Das Bild von 1927 (Bauhaus-Archiv Berlin) zeigt Weberinnen auf der Bauhaustreppe in Dessau.
Der Bauhaus-Gründer Walter Gropius wollte ursprünglich jede begabte Person als Lehrling aufnehmen, ungeachtet ihres Geschlechts, was dazu führte, dass 1919 im ersten Semester mehr Frauen als Männer eingeschrieben waren. Diese stiessen aber immer wieder auf Widerstand der Meister, wenn sie Zugang zu den Werkstätten suchten. So landeten die meisten Frauen in der Weberei, die eigens für sie gegründet wurde. Sie war als Kunstgewerbe eingestuft, das im Ansehen hinter der Kunst stand. Der Bauhaus-Meister Oskar Schlemmer soll gesagt haben: "Wo Wolle ist, ist auch ein Weib, und sei es nur zum Zeitvertreib".
Die Geschichte der Frauen am Bauhaus wurde in den letzten Jahren in verschiedenen Publikationen aufgearbeitet:
2009 erschien die schön gestaltete Dokumentation "Bauhaus-Frauen" von Ulrike Müller mit reich bebilderten Porträts von zwanzig Frauen, die am Bauhaus studiert und zum Teil auch gelehrt haben. Seit 2014 gibt es davon eine Ausgabe als Taschenbuch zu deutlich günstigerem Preis, allerdings mit nur zwölf Porträts.

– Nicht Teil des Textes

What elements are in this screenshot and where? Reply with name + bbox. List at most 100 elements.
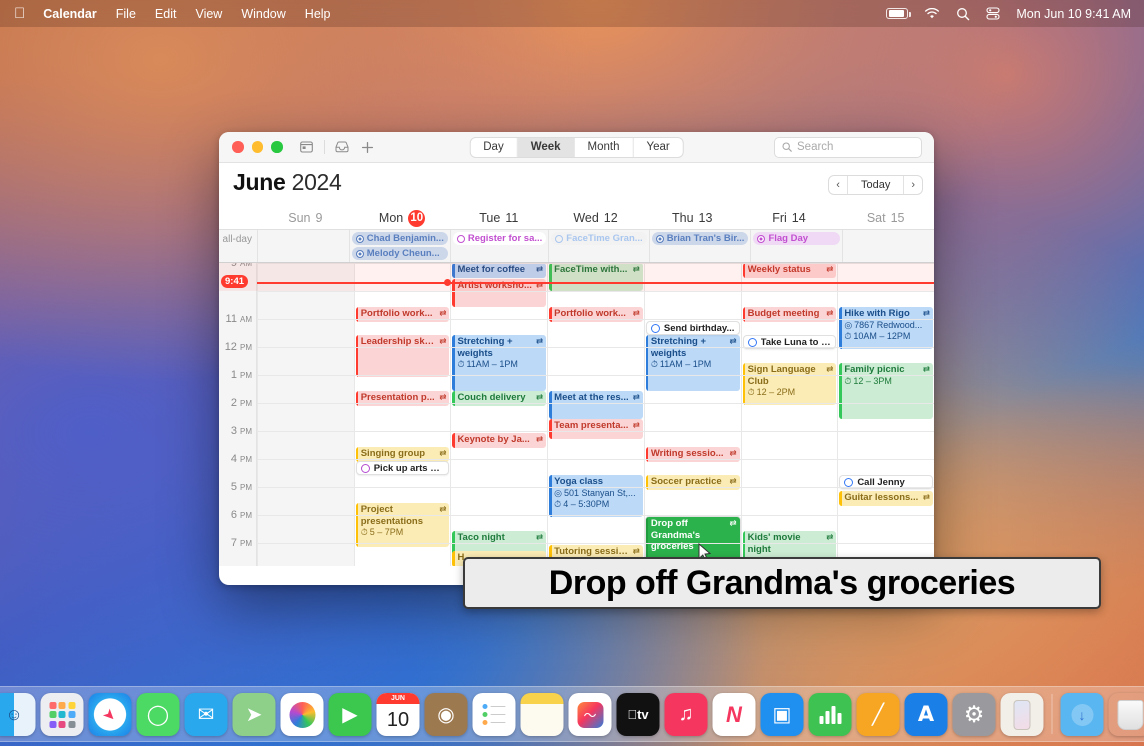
all-day-cell-0[interactable] [257, 230, 349, 262]
dock-item-safari[interactable]: ➤ [89, 693, 132, 736]
dock-item-system-settings[interactable]: ⚙ [953, 693, 996, 736]
day-number: 14 [792, 211, 806, 225]
dock-item-trash[interactable] [1109, 693, 1144, 736]
dock-item-calendar[interactable]: JUN10 [377, 693, 420, 736]
day-header-wed[interactable]: Wed12 [547, 207, 644, 229]
zoom-button[interactable] [271, 141, 283, 153]
dock-item-mail[interactable]: ✉ [185, 693, 228, 736]
calendar-event[interactable]: Sign Language Club⏱12 – 2PM⇄ [743, 363, 837, 405]
menu-bar-clock[interactable]: Mon Jun 10 9:41 AM [1016, 7, 1131, 21]
calendar-event[interactable]: Project presentations⏱5 – 7PM⇄ [356, 503, 450, 547]
day-header-tue[interactable]: Tue11 [450, 207, 547, 229]
search-field[interactable]: Search [774, 137, 922, 158]
dock-item-keynote[interactable]: ▣ [761, 693, 804, 736]
dock-item-freeform[interactable]: 〜 [569, 693, 612, 736]
menu-item-file[interactable]: File [116, 7, 136, 21]
day-header-thu[interactable]: Thu13 [644, 207, 741, 229]
all-day-event[interactable]: Brian Tran's Bir... [652, 232, 749, 245]
dock-item-numbers[interactable] [809, 693, 852, 736]
calendar-event[interactable]: Guitar lessons...⇄ [839, 491, 933, 506]
dock-item-contacts[interactable]: ◉ [425, 693, 468, 736]
reminder-checkbox-icon[interactable] [748, 338, 757, 347]
all-day-cell-4[interactable]: Brian Tran's Bir... [649, 230, 751, 262]
wifi-icon[interactable] [924, 8, 940, 20]
inbox-icon[interactable] [335, 140, 350, 154]
maps-glyph-icon: ➤ [246, 702, 263, 727]
all-day-cell-6[interactable] [842, 230, 934, 262]
calendar-event[interactable]: Stretching + weights⏱11AM – 1PM⇄ [452, 335, 546, 391]
dock-item-notes[interactable] [521, 693, 564, 736]
all-day-cell-1[interactable]: Chad Benjamin... Melody Cheun... [349, 230, 450, 262]
calendar-event[interactable]: Hike with Rigo◎7867 Redwood...⏱10AM – 12… [839, 307, 933, 349]
calendar-event[interactable]: Keynote by Ja...⇄ [452, 433, 546, 448]
dock-item-iphone-mirroring[interactable] [1001, 693, 1044, 736]
all-day-event[interactable]: Flag Day [753, 232, 840, 245]
reminder-checkbox-icon[interactable] [651, 324, 660, 333]
search-icon[interactable] [956, 7, 970, 21]
calendar-event[interactable]: Meet at the res...⇄ [549, 391, 643, 419]
control-center-icon[interactable] [986, 7, 1000, 20]
all-day-event[interactable]: Register for sa... [453, 232, 546, 245]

2017 schrieb die Journalistin Theresia Enzensberger den Roman "Blaupause", der mit Luise Schilling eine fiktive Studentin am Bauhaus in den Mittelpunkt stellt. Das Buch liest sich leicht und ist unterhaltsam, aus meiner Sicht aber insgesamt zu oberflächlich. Die Autorin setzt allerdings ein eindeutiges Zeichen für die verkannten Frauen am Bauhaus, indem sie ihrer begabten Heldin die Pläne für eine Siedlung stehlen lässt, von niemand Geringerem als Walter Gropius selber.
2018 erschien der biografische Roman "Jeder hier nennt mich Frau Bauhaus" von Jana Revedin über das Leben von Ise Frank, die in München als Buchhändlerin und Rezensentin arbeitete, bevor sie Walter Gropius kennenlernte und ihm als seine Ehefrau ans Bauhaus folgte. Das Buch zeichnet ein vielschichtiges Bild des Bauhauses mit seinen Protagonisten. Jana Revedin urteilt dabei ganz subjektiv und macht keinen Hehl daraus, dass sie weder für Johannes Itten noch für Hannes Meyer Sympathien hegt. Der eine ist ihr zu sektiererisch, der andere zu kommunistisch.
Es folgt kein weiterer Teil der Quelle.